Wake Forest University Commencement
By Nathan O. Hatch
Hearn Plaza, Wake Forest University

Wake Forest President Nathan O. Hatch
Wake Forest President Nathan O. Hatch

Class of 2007, a day like today is a magnificent touchstone in your lives. It is an opportunity to celebrate your time and your achievements at Wake Forest, a day to share with family and friends, and those here who are dear to you. Savor the moment, take note of this milestone and reflect on its significance. It would also be appropriate to stop and thank your parents and other family members for their love and for all they did to make this day possible. Would all of our graduates please stand and take a moment to salute the members of your family here today.

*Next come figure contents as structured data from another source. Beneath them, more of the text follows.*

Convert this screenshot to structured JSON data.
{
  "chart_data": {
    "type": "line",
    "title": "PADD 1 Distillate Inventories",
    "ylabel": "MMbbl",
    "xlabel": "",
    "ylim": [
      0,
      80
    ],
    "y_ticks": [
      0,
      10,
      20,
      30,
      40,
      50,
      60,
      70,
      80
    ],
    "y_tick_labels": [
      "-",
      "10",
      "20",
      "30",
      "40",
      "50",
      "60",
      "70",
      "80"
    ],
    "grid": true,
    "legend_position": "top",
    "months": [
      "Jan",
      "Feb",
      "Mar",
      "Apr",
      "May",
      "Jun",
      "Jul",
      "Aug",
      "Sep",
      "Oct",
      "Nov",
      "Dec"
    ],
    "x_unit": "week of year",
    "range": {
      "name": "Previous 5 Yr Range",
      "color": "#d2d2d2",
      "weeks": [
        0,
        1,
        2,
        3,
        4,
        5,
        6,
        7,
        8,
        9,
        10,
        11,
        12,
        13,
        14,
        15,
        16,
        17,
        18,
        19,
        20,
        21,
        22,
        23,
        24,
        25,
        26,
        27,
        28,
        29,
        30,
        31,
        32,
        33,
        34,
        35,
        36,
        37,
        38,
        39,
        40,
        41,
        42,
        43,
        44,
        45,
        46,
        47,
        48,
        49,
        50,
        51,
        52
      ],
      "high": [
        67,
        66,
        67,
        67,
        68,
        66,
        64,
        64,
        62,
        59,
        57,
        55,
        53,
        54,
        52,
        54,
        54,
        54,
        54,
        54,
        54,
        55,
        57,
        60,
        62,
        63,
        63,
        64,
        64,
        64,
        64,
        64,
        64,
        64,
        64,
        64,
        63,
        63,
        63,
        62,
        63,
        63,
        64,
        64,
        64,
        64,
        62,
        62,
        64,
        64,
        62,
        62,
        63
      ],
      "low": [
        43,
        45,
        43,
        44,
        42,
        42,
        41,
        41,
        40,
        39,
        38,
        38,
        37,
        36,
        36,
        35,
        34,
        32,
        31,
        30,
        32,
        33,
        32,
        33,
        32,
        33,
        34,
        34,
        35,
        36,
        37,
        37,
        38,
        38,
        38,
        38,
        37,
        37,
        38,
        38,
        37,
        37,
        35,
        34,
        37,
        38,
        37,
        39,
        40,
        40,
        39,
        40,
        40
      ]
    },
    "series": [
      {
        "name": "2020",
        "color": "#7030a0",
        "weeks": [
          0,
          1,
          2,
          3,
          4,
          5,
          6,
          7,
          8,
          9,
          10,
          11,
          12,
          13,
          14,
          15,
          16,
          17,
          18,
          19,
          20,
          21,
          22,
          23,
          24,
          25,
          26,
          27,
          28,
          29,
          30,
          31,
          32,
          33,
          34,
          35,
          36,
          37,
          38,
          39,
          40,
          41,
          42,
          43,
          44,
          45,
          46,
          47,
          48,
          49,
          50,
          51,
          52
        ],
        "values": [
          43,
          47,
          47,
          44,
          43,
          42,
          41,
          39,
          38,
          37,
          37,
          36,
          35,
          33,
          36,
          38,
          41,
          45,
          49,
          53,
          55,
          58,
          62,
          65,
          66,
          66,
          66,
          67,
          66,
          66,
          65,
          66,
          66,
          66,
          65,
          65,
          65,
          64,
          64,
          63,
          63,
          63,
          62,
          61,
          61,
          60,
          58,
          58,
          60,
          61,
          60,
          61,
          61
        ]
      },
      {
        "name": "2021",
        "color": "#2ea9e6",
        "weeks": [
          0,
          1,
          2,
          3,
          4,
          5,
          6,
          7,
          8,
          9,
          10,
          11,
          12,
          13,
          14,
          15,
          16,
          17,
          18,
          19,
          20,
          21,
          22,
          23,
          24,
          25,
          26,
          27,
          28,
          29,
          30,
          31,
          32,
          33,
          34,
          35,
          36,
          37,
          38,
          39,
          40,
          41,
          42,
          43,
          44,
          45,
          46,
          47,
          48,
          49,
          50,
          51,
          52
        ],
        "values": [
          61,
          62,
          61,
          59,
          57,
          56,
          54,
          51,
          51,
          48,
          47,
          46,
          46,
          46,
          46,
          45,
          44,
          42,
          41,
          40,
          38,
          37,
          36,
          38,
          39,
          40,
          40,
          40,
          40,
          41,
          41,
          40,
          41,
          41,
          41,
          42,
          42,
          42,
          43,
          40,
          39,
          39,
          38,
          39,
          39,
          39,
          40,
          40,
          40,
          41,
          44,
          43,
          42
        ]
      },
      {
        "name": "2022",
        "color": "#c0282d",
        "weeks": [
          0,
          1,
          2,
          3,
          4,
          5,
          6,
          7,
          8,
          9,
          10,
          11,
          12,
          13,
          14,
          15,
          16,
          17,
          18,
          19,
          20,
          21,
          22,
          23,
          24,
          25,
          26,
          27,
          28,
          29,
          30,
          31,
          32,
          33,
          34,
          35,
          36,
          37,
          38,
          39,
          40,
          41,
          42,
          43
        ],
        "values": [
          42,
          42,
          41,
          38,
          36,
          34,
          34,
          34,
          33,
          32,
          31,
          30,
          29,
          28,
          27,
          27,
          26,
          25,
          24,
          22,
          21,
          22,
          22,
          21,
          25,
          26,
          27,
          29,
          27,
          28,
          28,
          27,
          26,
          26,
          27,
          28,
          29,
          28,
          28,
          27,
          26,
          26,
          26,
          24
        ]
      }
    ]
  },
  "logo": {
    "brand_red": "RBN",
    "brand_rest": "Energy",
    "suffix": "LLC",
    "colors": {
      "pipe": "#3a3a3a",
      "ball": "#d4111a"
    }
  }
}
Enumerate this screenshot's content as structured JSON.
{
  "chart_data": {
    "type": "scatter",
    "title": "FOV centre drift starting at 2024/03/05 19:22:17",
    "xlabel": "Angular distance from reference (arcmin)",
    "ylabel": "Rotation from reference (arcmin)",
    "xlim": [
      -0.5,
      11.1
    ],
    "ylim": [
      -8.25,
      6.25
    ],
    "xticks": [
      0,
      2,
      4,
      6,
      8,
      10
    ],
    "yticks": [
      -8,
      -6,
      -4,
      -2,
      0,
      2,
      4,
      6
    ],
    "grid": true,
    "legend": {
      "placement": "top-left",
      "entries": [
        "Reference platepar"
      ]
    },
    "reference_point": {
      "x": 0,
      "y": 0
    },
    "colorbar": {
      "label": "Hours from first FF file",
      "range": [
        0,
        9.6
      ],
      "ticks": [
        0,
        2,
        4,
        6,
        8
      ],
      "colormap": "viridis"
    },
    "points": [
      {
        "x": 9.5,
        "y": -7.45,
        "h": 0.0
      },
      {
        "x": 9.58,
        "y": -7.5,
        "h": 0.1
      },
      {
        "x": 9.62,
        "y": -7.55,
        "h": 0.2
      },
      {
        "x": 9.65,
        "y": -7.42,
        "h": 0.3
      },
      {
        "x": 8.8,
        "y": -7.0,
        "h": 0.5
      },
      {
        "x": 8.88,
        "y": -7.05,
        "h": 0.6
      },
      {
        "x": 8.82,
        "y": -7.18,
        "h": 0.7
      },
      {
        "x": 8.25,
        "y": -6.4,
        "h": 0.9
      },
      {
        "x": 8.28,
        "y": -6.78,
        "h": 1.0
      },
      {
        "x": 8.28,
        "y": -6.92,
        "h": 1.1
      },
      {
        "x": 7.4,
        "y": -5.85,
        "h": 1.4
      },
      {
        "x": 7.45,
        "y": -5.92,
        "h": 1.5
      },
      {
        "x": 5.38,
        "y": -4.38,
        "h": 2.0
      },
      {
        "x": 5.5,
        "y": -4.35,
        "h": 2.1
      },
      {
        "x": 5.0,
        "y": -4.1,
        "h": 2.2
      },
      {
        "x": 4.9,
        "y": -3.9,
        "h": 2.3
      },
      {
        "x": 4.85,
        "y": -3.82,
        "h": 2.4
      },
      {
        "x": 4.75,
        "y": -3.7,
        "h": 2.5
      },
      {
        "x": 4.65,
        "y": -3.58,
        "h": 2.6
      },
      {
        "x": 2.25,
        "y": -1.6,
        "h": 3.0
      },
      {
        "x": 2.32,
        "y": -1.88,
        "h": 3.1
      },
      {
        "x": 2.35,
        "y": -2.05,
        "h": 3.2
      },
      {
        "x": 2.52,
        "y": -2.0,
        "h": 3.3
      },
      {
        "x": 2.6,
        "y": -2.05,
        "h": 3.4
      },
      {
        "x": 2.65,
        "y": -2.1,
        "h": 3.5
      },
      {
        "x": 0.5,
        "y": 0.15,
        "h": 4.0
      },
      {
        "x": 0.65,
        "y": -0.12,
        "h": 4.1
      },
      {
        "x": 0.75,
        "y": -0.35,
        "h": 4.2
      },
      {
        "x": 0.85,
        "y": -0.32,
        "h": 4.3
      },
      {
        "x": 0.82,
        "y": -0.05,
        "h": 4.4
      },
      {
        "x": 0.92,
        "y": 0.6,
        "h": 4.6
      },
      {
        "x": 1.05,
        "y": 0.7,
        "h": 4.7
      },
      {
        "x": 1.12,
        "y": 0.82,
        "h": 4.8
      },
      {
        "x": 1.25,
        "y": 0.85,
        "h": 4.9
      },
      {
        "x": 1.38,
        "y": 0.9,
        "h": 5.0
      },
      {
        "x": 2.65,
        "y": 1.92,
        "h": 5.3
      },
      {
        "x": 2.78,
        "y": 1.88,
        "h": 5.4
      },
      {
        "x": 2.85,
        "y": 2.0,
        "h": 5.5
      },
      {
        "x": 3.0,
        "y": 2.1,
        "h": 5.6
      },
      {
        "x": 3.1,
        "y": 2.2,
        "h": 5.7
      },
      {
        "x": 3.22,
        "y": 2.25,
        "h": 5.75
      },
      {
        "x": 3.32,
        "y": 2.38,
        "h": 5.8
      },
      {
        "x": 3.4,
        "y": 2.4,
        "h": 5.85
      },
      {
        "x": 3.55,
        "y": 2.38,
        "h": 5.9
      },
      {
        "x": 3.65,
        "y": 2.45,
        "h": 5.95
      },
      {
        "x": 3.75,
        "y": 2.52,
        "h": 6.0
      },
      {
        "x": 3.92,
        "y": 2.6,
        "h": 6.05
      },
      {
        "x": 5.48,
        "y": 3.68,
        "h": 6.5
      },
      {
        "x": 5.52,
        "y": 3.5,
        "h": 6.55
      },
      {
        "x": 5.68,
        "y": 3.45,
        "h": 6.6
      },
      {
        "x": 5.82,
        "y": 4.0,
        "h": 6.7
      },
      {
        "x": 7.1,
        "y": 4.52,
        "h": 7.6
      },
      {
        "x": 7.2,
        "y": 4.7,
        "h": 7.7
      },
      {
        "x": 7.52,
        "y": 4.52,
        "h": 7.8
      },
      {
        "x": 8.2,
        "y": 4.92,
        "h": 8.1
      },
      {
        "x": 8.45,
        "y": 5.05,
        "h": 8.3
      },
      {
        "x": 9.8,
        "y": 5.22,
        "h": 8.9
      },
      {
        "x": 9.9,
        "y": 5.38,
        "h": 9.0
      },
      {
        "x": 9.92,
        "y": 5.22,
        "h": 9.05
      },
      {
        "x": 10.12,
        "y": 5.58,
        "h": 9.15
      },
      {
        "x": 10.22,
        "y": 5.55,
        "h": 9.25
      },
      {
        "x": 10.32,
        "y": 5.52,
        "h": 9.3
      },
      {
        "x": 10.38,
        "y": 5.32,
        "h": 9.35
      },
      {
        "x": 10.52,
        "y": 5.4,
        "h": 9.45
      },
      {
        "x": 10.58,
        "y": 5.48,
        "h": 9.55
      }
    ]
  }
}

Class of 2007, today I have a simple word of parting advice. Take note of the allure of success. For the next few years, the most formative influence in your life will be the vocation you choose. Your occupation, or the education leading to it, will likely embrace you with a grip powerful and alluring, rivaling family and friends, church and synagogue. It is your management training group, your investment bank, your advertising company, your legal or medical, or doctoral education that will consume most of your waking hours and exact your most creative energies. Your profession will whisper in your ear when to get up in the morning, telling you what neighborhoods you should live in, what to wear to work, where to take clients to lunch, and what kind of clubs or organizations you should join.

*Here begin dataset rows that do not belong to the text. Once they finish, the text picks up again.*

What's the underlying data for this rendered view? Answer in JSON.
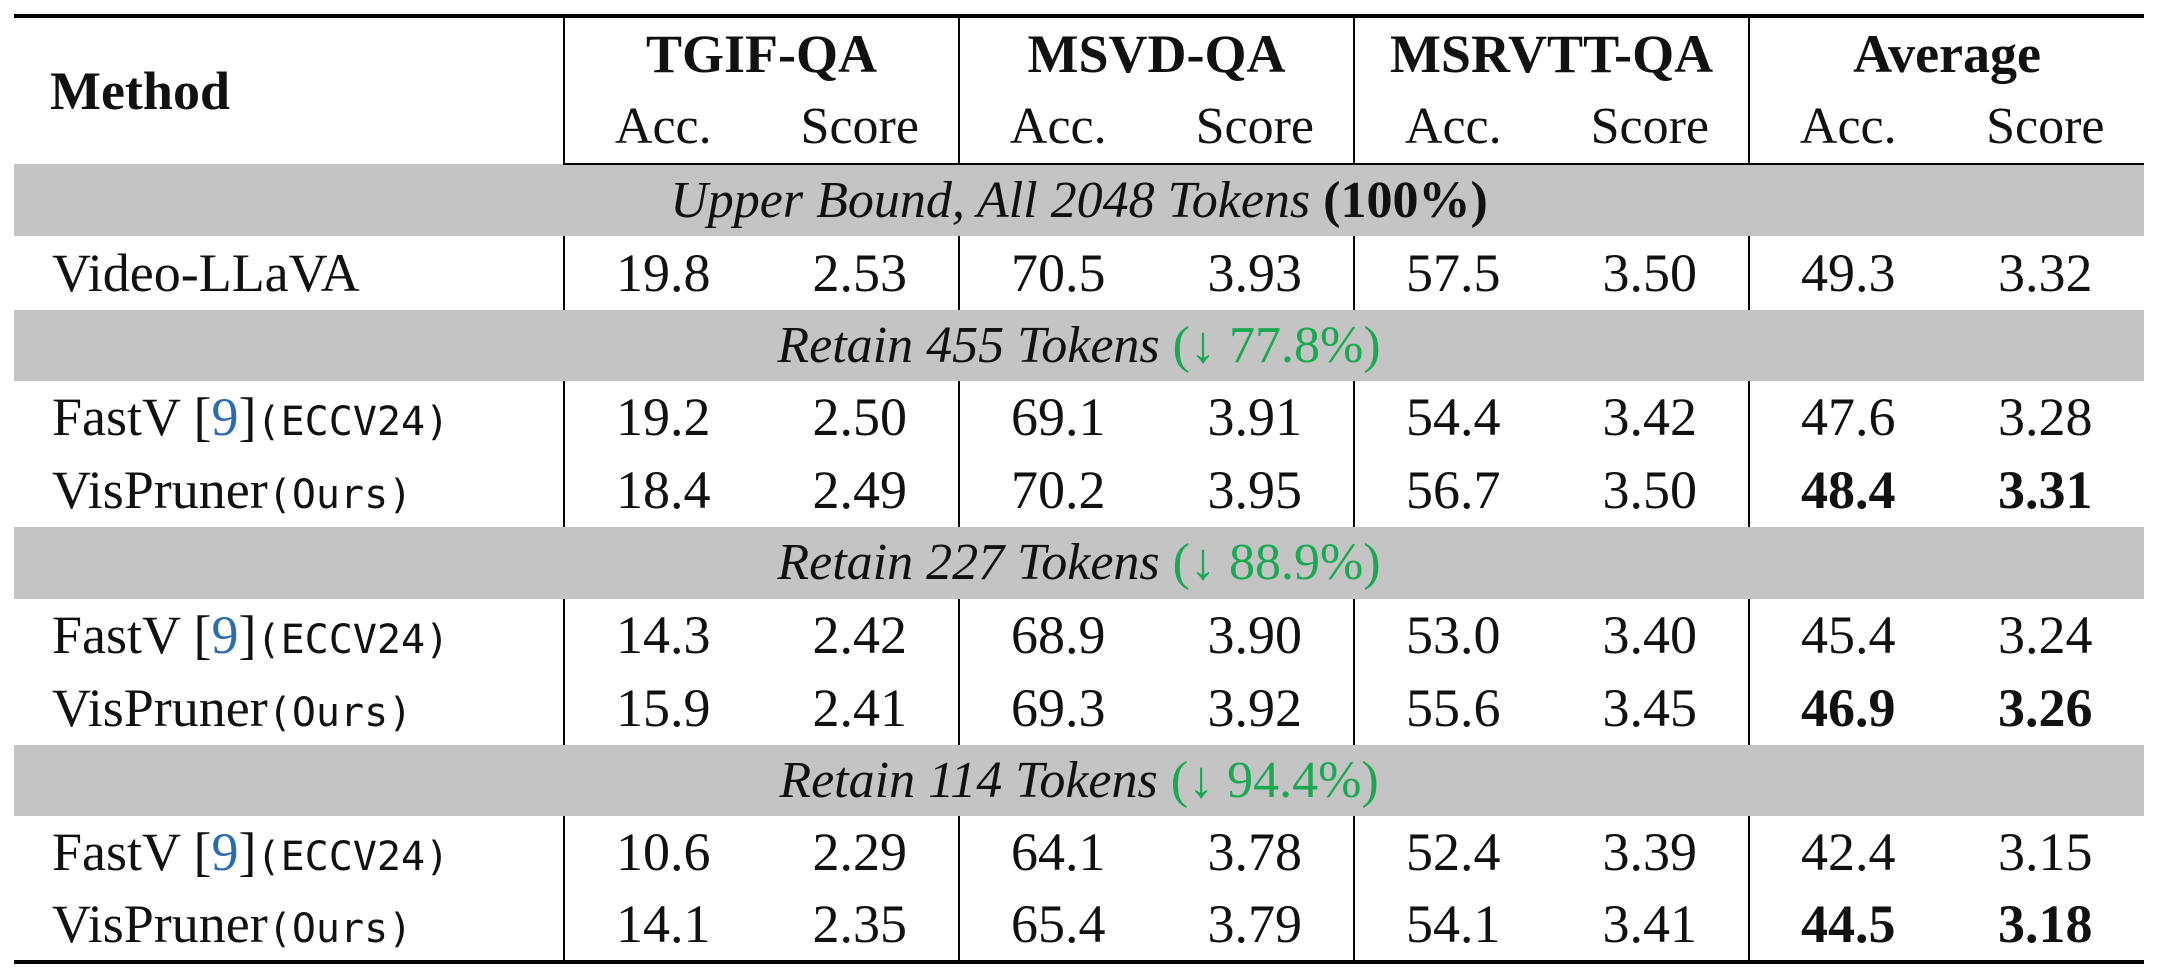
{
  "header": {
    "method": "Method",
    "groups": [
      "TGIF-QA",
      "MSVD-QA",
      "MSRVTT-QA",
      "Average"
    ],
    "sub_acc": "Acc.",
    "sub_score": "Score"
  },
  "sections": [
    {
      "label_italic": "Upper Bound, All 2048 Tokens",
      "label_pct": "(100%)",
      "rows": [
        {
          "method": "Video-LLaVA",
          "cite": "",
          "venue": "",
          "values": [
            "19.8",
            "2.53",
            "70.5",
            "3.93",
            "57.5",
            "3.50",
            "49.3",
            "3.32"
          ]
        }
      ]
    },
    {
      "label_italic": "Retain 455 Tokens",
      "label_pct": "(↓ 77.8%)",
      "rows": [
        {
          "method": "FastV [",
          "cite": "9",
          "close": "]",
          "venue": "(ECCV24)",
          "values": [
            "19.2",
            "2.50",
            "69.1",
            "3.91",
            "54.4",
            "3.42",
            "47.6",
            "3.28"
          ]
        },
        {
          "method": "VisPruner",
          "venue": "(Ours)",
          "values": [
            "18.4",
            "2.49",
            "70.2",
            "3.95",
            "56.7",
            "3.50",
            "48.4",
            "3.31"
          ]
        }
      ]
    },
    {
      "label_italic": "Retain 227 Tokens",
      "label_pct": "(↓ 88.9%)",
      "rows": [
        {
          "method": "FastV [",
          "cite": "9",
          "close": "]",
          "venue": "(ECCV24)",
          "values": [
            "14.3",
            "2.42",
            "68.9",
            "3.90",
            "53.0",
            "3.40",
            "45.4",
            "3.24"
          ]
        },
        {
          "method": "VisPruner",
          "venue": "(Ours)",
          "values": [
            "15.9",
            "2.41",
            "69.3",
            "3.92",
            "55.6",
            "3.45",
            "46.9",
            "3.26"
          ]
        }
      ]
    },
    {
      "label_italic": "Retain 114 Tokens",
      "label_pct": "(↓ 94.4%)",
      "rows": [
        {
          "method": "FastV [",
          "cite": "9",
          "close": "]",
          "venue": "(ECCV24)",
          "values": [
            "10.6",
            "2.29",
            "64.1",
            "3.78",
            "52.4",
            "3.39",
            "42.4",
            "3.15"
          ]
        },
        {
          "method": "VisPruner",
          "venue": "(Ours)",
          "values": [
            "14.1",
            "2.35",
            "65.4",
            "3.79",
            "54.1",
            "3.41",
            "44.5",
            "3.18"
          ]
        }
      ]
    }
  ],
  "colors": {
    "section_bg": "#c4c4c4",
    "reduction_green": "#1aa851",
    "citation_blue": "#2b6cb0"
  }
}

This kind of professional formation — in management, in law, in medicine, in education — is a wonderful thing, necessary to the kind of expertise required of leaders. But take note of its formative power; and be wary that the quest for success — being pressed into a certain mold — comes with at least one assumption that it is worth using your Wake Forest education to question. It is a siren song that lures you to believe that a person’s worth is based strictly on your achievement, that success is the measure of all.

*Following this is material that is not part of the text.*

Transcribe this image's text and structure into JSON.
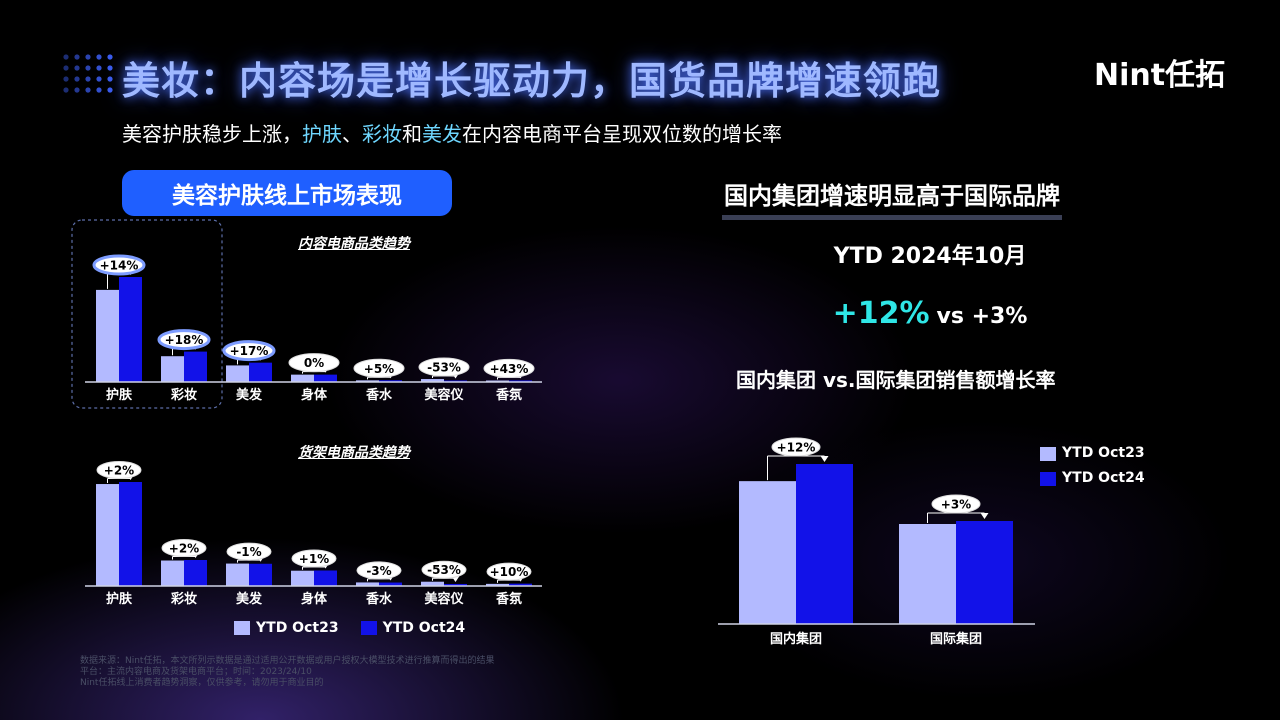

In a culture that worships success, it is far too easy to applaud ourselves when we succeed and reproach ourselves when we don’t. And by these same standards, we tend to measure others by their relative position and influence.

I trust that your education at Wake Forest reinforced a different message, one first conveyed to you by your families so many of whom grace this occasion. That message is that your value and meaning in life is worth infinitely more than whatever credentials, promotions, and bonuses come your way. Your life, for each and every one of you, is a priceless treasure, before which fame or fortune fall away as mere trinkets. Take joy in the gifts that you have; and do not equate performance with your value as a person.

It is for this reason that Wake Forest, as an alma mater, strives to know her children one by one. Today, we salute each of you, our graduates. We are honored that in this place you have lived, and learned, laughed and cried, struggled and overcome, made friends and reached out a helping hand. Today we rejoice in each of your accomplishments; but even more we rejoice that each and every one of you is an honored graduate of Wake Forest University.

As we bid you leave of this place, go forth to achieve great things, yes, but not achievement as an end in itself. May you know the grace not to envy those persons more gifted than you; and the grace not to look past those persons who seem more ordinary. Take joy in the person you were created to be. In doing so, may you find your place in that train of Wake Forest graduates which, for over a century and a half, has leavened every walk of life for the common good.